Après une visite des jar­dins, du « vrai jar­din zoo­lo­gique » et du laby­rinthe, dont le voya­geur dit « c’est le para­dis ter­restre, ou peu s’en faut », Tho­mas Plat­ter a la chance de visi­ter le palais et ses tré­sors : objets exo­tiques, ins­tru­ments de musique variés, corne de licorne… Le voya­geur, en obser­va­teur aver­ti, fait des des­crip­tions minu­tieuses des objets qu’il contemple.

Nous avons quit­té cet immense jar­din, source de joie, après avoir grais­sé la patte au jar­di­nier. Par­tis de là, le gou­ver­neur du palais royal nous a d’abord reçus ; c’était un gen­til­homme. Nous lui avions fait par­ve­nir aupa­ra­vant notre lettre de recom­man­da­tion.

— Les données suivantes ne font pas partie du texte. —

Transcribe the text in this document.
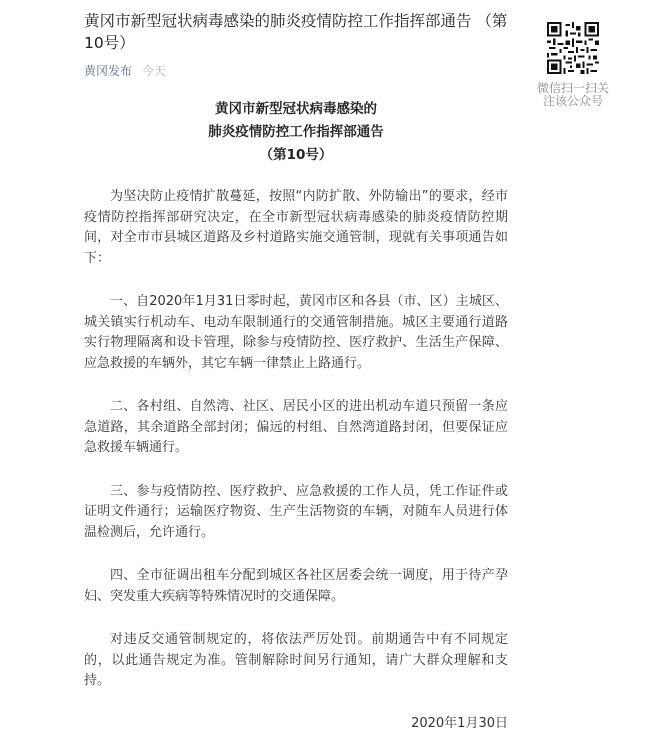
黄冈市新型冠状病毒感染的肺炎疫情防控工作指挥部通告 （第10号）
黄冈发布 今天
黄冈市新型冠状病毒感染的
肺炎疫情防控工作指挥部通告
（第10号）

为坚决防止疫情扩散蔓延，按照“内防扩散、外防输出”的要求，经市疫情防控指挥部研究决定，在全市新型冠状病毒感染的肺炎疫情防控期间，对全市市县城区道路及乡村道路实施交通管制，现就有关事项通告如下：

一、自2020年1月31日零时起，黄冈市区和各县（市、区）主城区、城关镇实行机动车、电动车限制通行的交通管制措施。城区主要通行道路实行物理隔离和设卡管理，除参与疫情防控、医疗救护、生活生产保障、应急救援的车辆外，其它车辆一律禁止上路通行。

二、各村组、自然湾、社区、居民小区的进出机动车道只预留一条应急道路，其余道路全部封闭；偏远的村组、自然湾道路封闭，但要保证应急救援车辆通行。

三、参与疫情防控、医疗救护、应急救援的工作人员，凭工作证件或证明文件通行；运输医疗物资、生产生活物资的车辆，对随车人员进行体温检测后，允许通行。

四、全市征调出租车分配到城区各社区居委会统一调度，用于待产孕妇、突发重大疾病等特殊情况时的交通保障。

对违反交通管制规定的，将依法严厉处罚。前期通告中有不同规定的，以此通告规定为准。管制解除时间另行通知，请广大群众理解和支持。

2020年1月30日
微信扫一扫关注该公众号
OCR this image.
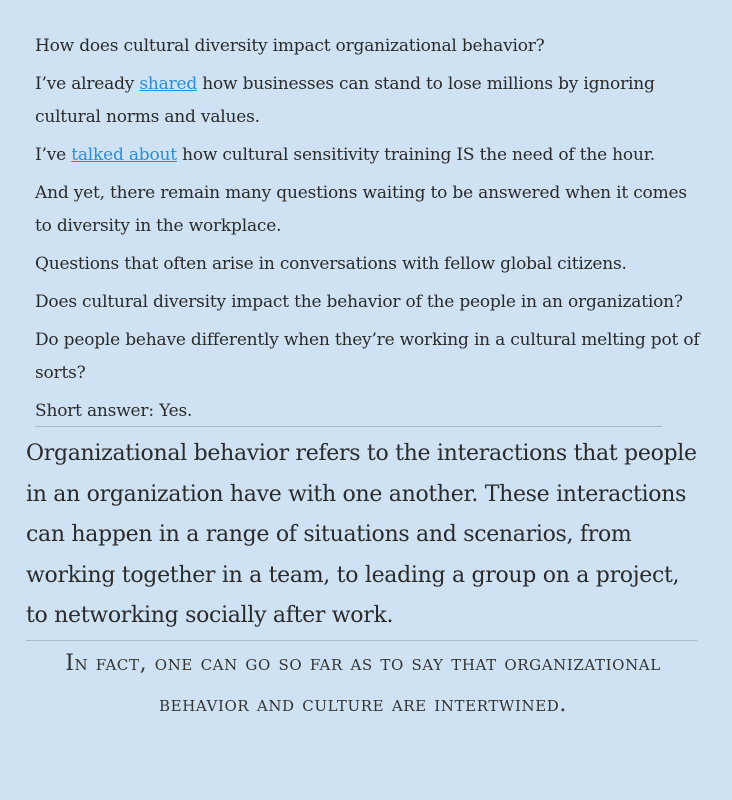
How does cultural diversity impact organizational behavior?

I’ve already shared how businesses can stand to lose millions by ignoring cultural norms and values.

I’ve talked about how cultural sensitivity training IS the need of the hour.

And yet, there remain many questions waiting to be answered when it comes to diversity in the workplace.

Questions that often arise in conversations with fellow global citizens.

Does cultural diversity impact the behavior of the people in an organization?

Do people behave differently when they’re working in a cultural melting pot of sorts?

Short answer: Yes.

Organizational behavior refers to the interactions that people in an organization have with one another. These interactions can happen in a range of situations and scenarios, from working together in a team, to leading a group on a project, to networking socially after work.

In fact, one can go so far as to say that organizational behavior and culture are intertwined.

Il nous a d’abord res­ti­tué cette mis­sive ; puis il a ordon­né à sa femme et à ses filles de nous conduire jusque dans l’intérieur de tous les appar­te­ments et cabi­nets royaux. Ces dames devaient nous mon­trer aus­si l’ensemble des tré­sors qui se trou­vaient alors dans le châ­teau. Nous avions par ailleurs un inter­prète atta­ché à nos per­sonnes. Il tra­dui­sait en langue fran­çaise toutes les indi­ca­tions que nous don­naient l’épouse et les filles. Dans la pre­mière chambre que nous avons pu visi­ter par leurs soins, ces femmes nous ont d’abord mon­tré le por­trait au natu­rel, cro­qué sur le vif, de la femme et de l’homme sau­vage que le capi­taine bri­tan­nique Mar­tin Fro­bi­scher avait cap­tu­rés lors de son voyage au Nou­veau Monde, et qu’il avait rame­nés sur son navire en Angle­terre. L’homme avait le visage zébré de rayures tant et plus. Ils avaient l’air tous deux, effec­ti­ve­ment, d’un couple de sau­vages ; ils étaient vêtus de four­rures. La femme por­tait un enfant sur l’épaule dans un bal­lu­chon de drap ; l’enfant était vêtu d’un habit indien, et rou­lé dans un drap. Au-des­sus de la femme, on avait écrit : Ginoct Nutioc.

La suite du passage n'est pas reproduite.